Whilst death duty (also known as inheritance tax) is no longer payable in Australia, there remain other forms of taxation which could still impact upon your estate or intended beneficiary. Such forms of tax include:
- Stamp duty
- Land tax
- Capital gains tax
- Tax on superannuation
It is important to take into consideration the prospect of your estate or beneficiary incurring one or more of the above liabilities when bequeathing your estate. In certain circumstances, a potential liability can be reduced or avoided if proper consideration is given to the way in which an asset is gifted.
Stamp Duty
Stamp duty is a liability imposed by each State. Whilst the Queensland Government does provide exemptions for the payment of duty in certain circumstances (for example, if real property is to be transferred to your executor to be sold), any transfer of real property which falls outside the terms of a Will loses the exemption and will attract full duty.
Land Tax
Similar to stamp duty, land tax is a tax which is imposed by each State. When considering gifting real property to a beneficiary, it is important to keep in mind whether acceptance of the gift will trigger a land tax liability for the estate or beneficiary. For individuals, land tax will arise when the taxable value of the freehold land is $600,000 or more. Discounts do not apply for seniors or pensioners.
Land tax should also be considered as part of calculating the value of your estate. As land tax attaches to the land, and not the person, any liability will continue to be owed after your death. It is therefore important to take into consideration the amount of your annual land tax liability to ensure your estate has sufficient liquidated assets to pay its debts. This is particularly important if you do not want to sell real property (such as the family home) to pay debts or specific gifts of money.
Capital Gains Tax
Capital gains tax is imposed by the Federal Government.
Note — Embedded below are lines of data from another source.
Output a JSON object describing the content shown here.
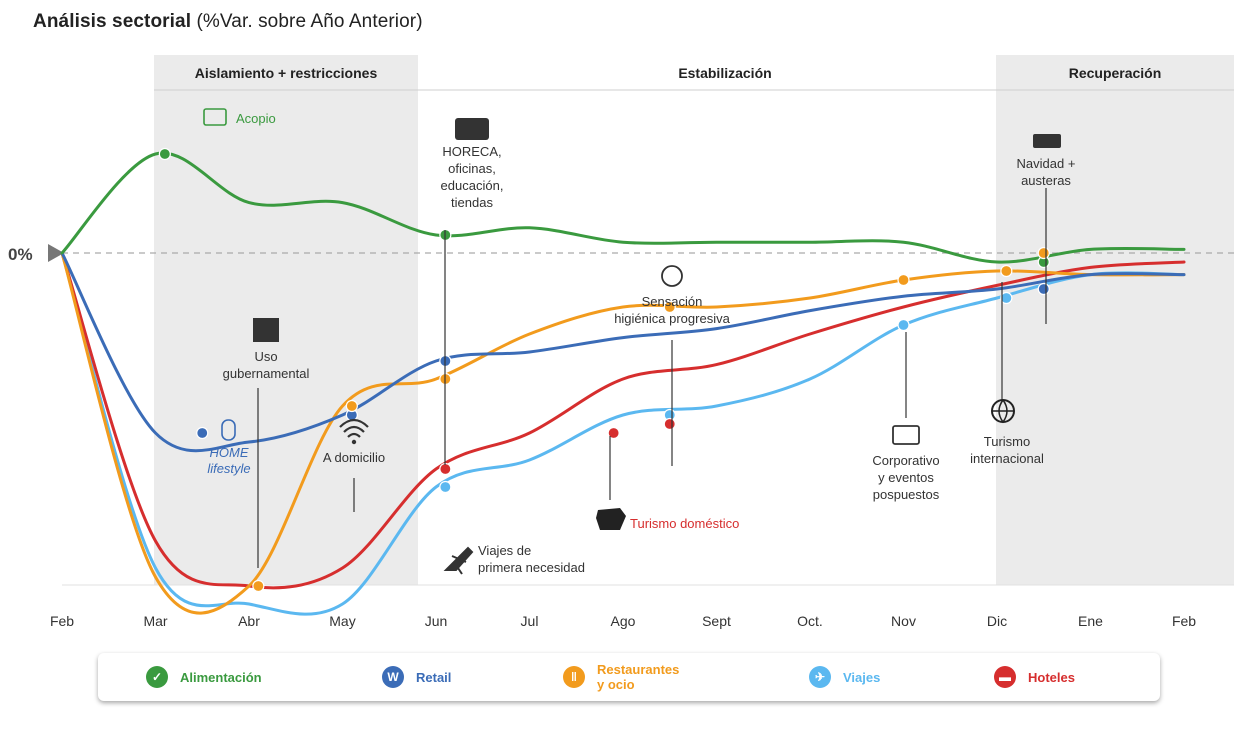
{
  "title": {
    "main": "Análisis sectorial",
    "sub": "(%Var. sobre Año Anterior)"
  },
  "phases": [
    {
      "label": "Aislamiento + restricciones",
      "shaded": true
    },
    {
      "label": "Estabilización",
      "shaded": false
    },
    {
      "label": "Recuperación",
      "shaded": true
    }
  ],
  "zero_label": "0%",
  "chart_data": {
    "type": "line",
    "x": [
      "Feb",
      "Mar",
      "Abr",
      "May",
      "Jun",
      "Jul",
      "Ago",
      "Sept",
      "Oct.",
      "Nov",
      "Dic",
      "Ene",
      "Feb"
    ],
    "ylabel": "",
    "series": [
      {
        "name": "Alimentación",
        "color": "#3a9a3f",
        "values": [
          0,
          0.55,
          0.28,
          0.28,
          0.1,
          0.14,
          0.06,
          0.06,
          0.06,
          0.06,
          -0.05,
          0.02,
          0.02
        ]
      },
      {
        "name": "Retail",
        "color": "#3b6cb7",
        "values": [
          0,
          -1.0,
          -1.05,
          -0.9,
          -0.6,
          -0.55,
          -0.47,
          -0.42,
          -0.32,
          -0.24,
          -0.2,
          -0.12,
          -0.12
        ]
      },
      {
        "name": "Restaurantes y ocio",
        "color": "#f29b1d",
        "values": [
          0,
          -1.8,
          -1.85,
          -0.85,
          -0.7,
          -0.45,
          -0.3,
          -0.3,
          -0.25,
          -0.15,
          -0.1,
          -0.12,
          -0.12
        ]
      },
      {
        "name": "Viajes",
        "color": "#5bb8f0",
        "values": [
          0,
          -1.75,
          -1.95,
          -1.95,
          -1.3,
          -1.15,
          -0.9,
          -0.85,
          -0.7,
          -0.4,
          -0.25,
          -0.12,
          -0.12
        ]
      },
      {
        "name": "Hoteles",
        "color": "#d62e2e",
        "values": [
          0,
          -1.6,
          -1.85,
          -1.75,
          -1.2,
          -1.0,
          -0.7,
          -0.62,
          -0.45,
          -0.3,
          -0.18,
          -0.08,
          -0.05
        ]
      }
    ],
    "annotations": [
      {
        "text": "Acopio",
        "color": "#3a9a3f",
        "icon": "basket-icon"
      },
      {
        "text": "HORECA,\noficinas,\neducación,\ntiendas",
        "color": "#333333",
        "icon": "cash-register-icon"
      },
      {
        "text": "Uso\ngubernamental",
        "color": "#333333",
        "icon": "government-building-icon"
      },
      {
        "text": "HOME\nlifestyle",
        "color": "#3b6cb7",
        "icon": "mouse-icon"
      },
      {
        "text": "A domicilio",
        "color": "#333333",
        "icon": "wifi-icon"
      },
      {
        "text": "Viajes de\nprimera necesidad",
        "color": "#333333",
        "icon": "airplane-icon"
      },
      {
        "text": "Sensación\nhigiénica progresiva",
        "color": "#333333",
        "icon": "virus-icon"
      },
      {
        "text": "Turismo doméstico",
        "color": "#d62e2e",
        "icon": "spain-map-icon"
      },
      {
        "text": "Corporativo\ny eventos\npospuestos",
        "color": "#333333",
        "icon": "briefcase-icon"
      },
      {
        "text": "Turismo\ninternacional",
        "color": "#333333",
        "icon": "globe-icon"
      },
      {
        "text": "Navidad +\nausteras",
        "color": "#333333",
        "icon": "gift-icon"
      }
    ]
  },
  "legend": [
    {
      "label": "Alimentación",
      "color": "#3a9a3f",
      "icon": "basket-icon"
    },
    {
      "label": "Retail",
      "color": "#3b6cb7",
      "icon": "retail-icon"
    },
    {
      "label": "Restaurantes\ny ocio",
      "color": "#f29b1d",
      "icon": "cutlery-icon"
    },
    {
      "label": "Viajes",
      "color": "#5bb8f0",
      "icon": "travel-icon"
    },
    {
      "label": "Hoteles",
      "color": "#d62e2e",
      "icon": "bed-icon"
    }
  ]
}
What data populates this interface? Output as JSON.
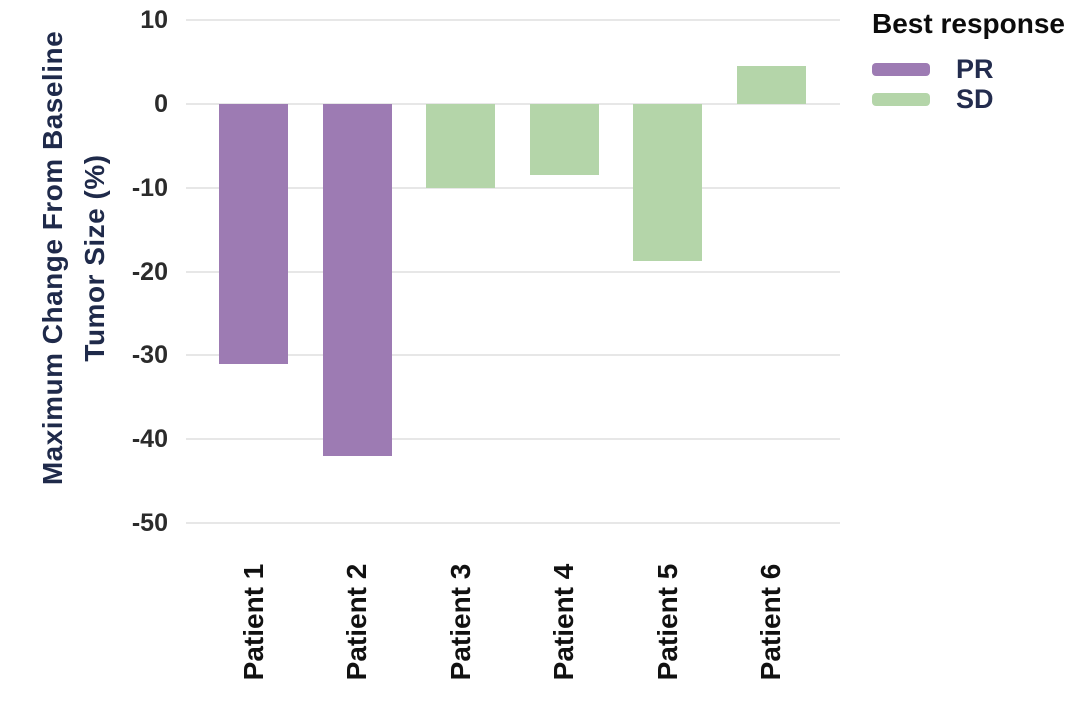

It will arise if the nominated beneficiary is a foreign resident, if you own more than two hectares of property or when an asset, such as real property, is transferred or sold and the owner of that asset has made a capital gain or loss.
Capital gains tax will be triggered when selling real property unless the home was the deceased’s principal place of residence, and it is sold within two years of the date of death. Exceptions to this rule can apply and largely depend upon the individual circumstances of each case. For example, in certain situations, capital gains tax can be deferred if real property is transferred directly to a beneficiary under the terms of a Will.
Capital gains tax can be a significant liability for an estate or a beneficiary. It is therefore important to consider whether such tax will arise after your death, and who will be responsible for payment of the tax when it becomes due.
Tax on Superannuation
Superannuation and tax can be complex. Ordinarily, if the funds are paid to a tax dependent on your death (i.e. your spouse, children under 18 or other financial dependents) they are tax-free.
For non-tax dependants, the tax payable on death benefits depends on the amount of tax paid pre-death. In this instance, your accountant can advise you on the amount of tax that may be payable.
To avoid the risk of an unintended taxation liability for your estate or beneficiary, it is important to obtain legal advice before preparing your Will. Depending on your individual circumstances, advice from an accountant may also be recommended.